Gloria announced that, as early as next week, the city will open part of the old central library in Downtown as a temporary shelter for women and soon will open a large shelter with private rooms for families. He also announced that the city plans to open a fourth site in its Safe Parking Program for people who have vehicles but not homes.
Deacon Jim Vargas, president and CEO of Father Joe’s Villages—one of the city’s largest homelessness-focused organizations—said Gloria’s actions were in the right direction.
“Mayor Gloria committed to programs and initiatives that have been proven effective, and Father Joe’s Villages knows first-hand how these endeavors have a positive impact,” Vargas said.

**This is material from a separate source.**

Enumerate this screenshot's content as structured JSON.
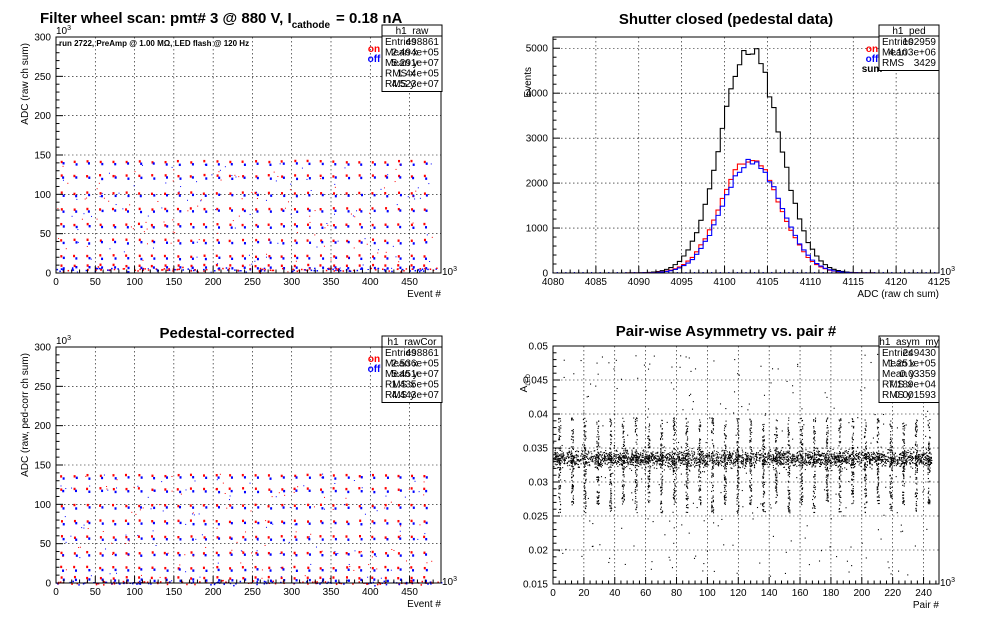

Gloria said he will continue to support Gov. Gavin Newsom’s CARE Court initiative—which is intended to connect people struggling with untreated mental illness with a court-supervised care plan—and will work with Sen. Susan Eggman (D-Stockton) to reintroduce conservatorship reform legislation.
Moments before stepping on stage, Gloria signed an executive order directing all relevant city departments to complete their review and approve 100 percent affordable housing projects within 30 days—a process that right now can take upwards of six months.
This was an additional step in his efforts to increase the affordable housing supply in the city.
“We all know where our failure to build more homes has gotten us: sky-high rents, homelessness, families moving out-of-state, bright people leaving us for lower-cost cities,” he said. “It causes many of our residents to not see a future for themselves here.”
To address this, Gloria said that this year, he and City Council President Sean Elo-Rivera will build out their recently announced framework to strengthen protections and assistance for renters to prevent additional homelessness. He also announced that the San Diego Housing Commission will double the funding for homelessness prevention programs from $2 million to $4 million.
“Increasing the number of affordable homes available to San Diegans is key to ending homelessness. … and his assurance of tenant protections will prevent more people from falling into homelessness,” Vargas said of Gloria’s address.
In December, San Diego was one of seven cities in California to earn the state’s Prohousing Designation, a recognition for committing to policies and practices that will help remove barriers to housing production and one which gives San Diego a leg up when applying for housing grants.
For infrastructure, Gloria announced the city is doubling the number of miles of freshly repaved streets compared with each of the prior two fiscal years. When including the slurry seal, the city intends to resurface 283 miles of resurfaced streets this fiscal year—more than a 40 percent increase over the previous fiscal year.
Gloria pointed to his proposed update of the city’s Street Preservation Ordinance as an additional tool to improve San Diego’s road conditions. The amended ordinance would require utilities that dig up the streets to repair them more fully and quickly and pay for the expense.
He also announced a new initiative to streamline permitting and reduce fees for property owners to repair sidewalks in front of their homes or businesses.
Sophie Li contributed to this report.